First-time director David Field manages a phenomenal balancing act in portraying the Lebanese-Australian community as alienated from the rest of the suburban Sydney community without casting aspersions against them. They are distinguished by things that cultures are really distinguished by -- their food, their familial values (Doris Youane is superb as the matriarch of John and Charlie's family), the perpetual struggle they face in attempting to fit into a society that, often in spite of their best efforts, makes them feel like guests. At one point of the film, John tells Sydney that in Lebanon he is referred to as an Australian, while in Australia he is sneered at for being a 'Lebo'.

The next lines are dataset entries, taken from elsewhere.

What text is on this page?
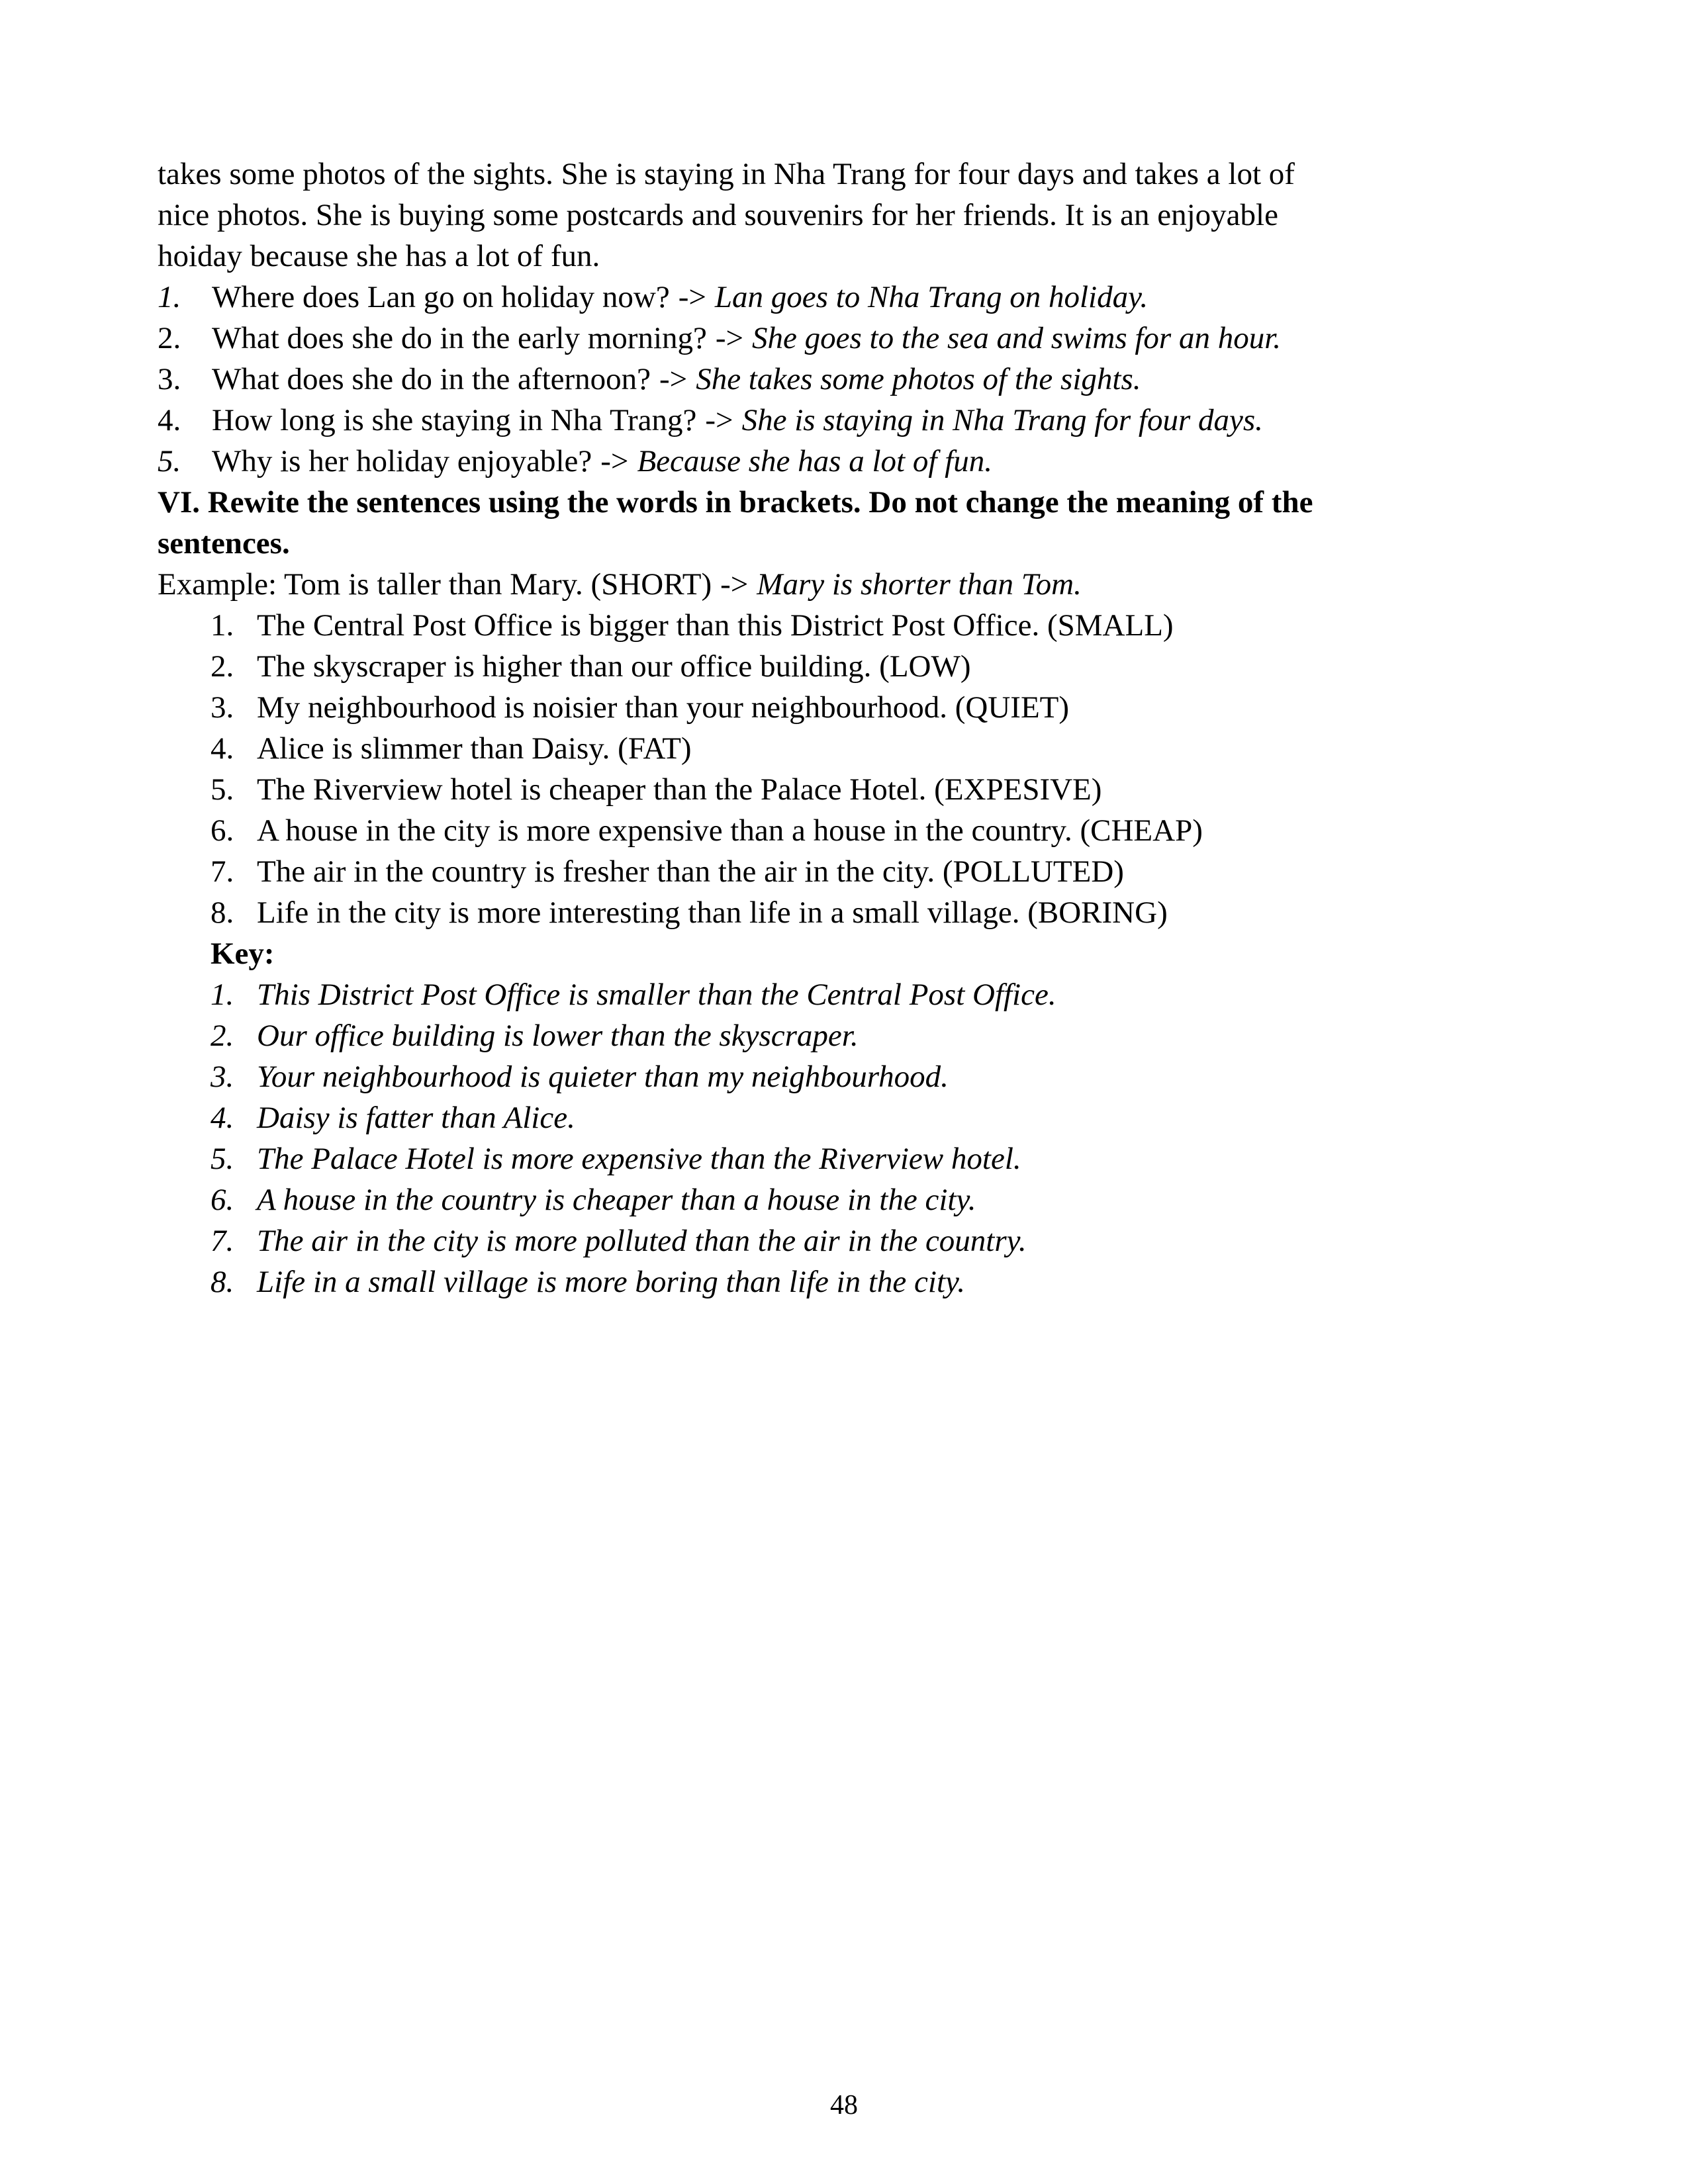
takes some photos of the sights. She is staying in Nha Trang for four days and takes a lot of
nice photos. She is buying some postcards and souvenirs for her friends. It is an enjoyable
hoiday because she has a lot of fun.
1. Where does Lan go on holiday now? -> Lan goes to Nha Trang on holiday.
2. What does she do in the early morning? -> She goes to the sea and swims for an hour.
3. What does she do in the afternoon? -> She takes some photos of the sights.
4. How long is she staying in Nha Trang? -> She is staying in Nha Trang for four days.
5. Why is her holiday enjoyable? -> Because she has a lot of fun.
VI. Rewite the sentences using the words in brackets. Do not change the meaning of the
sentences.
Example: Tom is taller than Mary. (SHORT) -> Mary is shorter than Tom.
1. The Central Post Office is bigger than this District Post Office. (SMALL)
2. The skyscraper is higher than our office building. (LOW)
3. My neighbourhood is noisier than your neighbourhood. (QUIET)
4. Alice is slimmer than Daisy. (FAT)
5. The Riverview hotel is cheaper than the Palace Hotel. (EXPESIVE)
6. A house in the city is more expensive than a house in the country. (CHEAP)
7. The air in the country is fresher than the air in the city. (POLLUTED)
8. Life in the city is more interesting than life in a small village. (BORING)
Key:
1. This District Post Office is smaller than the Central Post Office.
2. Our office building is lower than the skyscraper.
3. Your neighbourhood is quieter than my neighbourhood.
4. Daisy is fatter than Alice.
5. The Palace Hotel is more expensive than the Riverview hotel.
6. A house in the country is cheaper than a house in the city.
7. The air in the city is more polluted than the air in the country.
8. Life in a small village is more boring than life in the city.
48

All of the performances are first-rate, particularly George Basha as John, Firass Dirani as Charlie and Ali Haidar as Zeus. In a bizarre and sad case of life imitating art, Haidar was arrested and jailed not long ago in Sydney for assault. Additionally, last month there was a stabbing murder in the same club that a scene from the film was shot. Our challenges with race relations in this country are far from over, four years on from the Cronulla riots, an event that book-ends The Combination.

As in Spike Lee's 1989 masterpiece Do The Right Thing, no character in The Combination is truly innocent. The white student doesn't do the right thing when he snarks and provokes his Lebanese schoolmates by calling them 'wogs' and 'towelheads'. Charlie, Zeus and co. don't do the right thing when they physically assault the student in retaliation. John has certainly not done the right thing in the past, and he doesn't do the right thing at the end of the film when he... I'll let you find out for yourself.
The Combination regularly reached a level of power that surprised me, and it explores such delicate subject matter without ever resorting to didactism or self-righteousness. It knows that no film, or one person, can provide the answers to the questions that it poses. I think it's that objective but sensitive perspective that makes The Combination so effective, and so heartbreaking.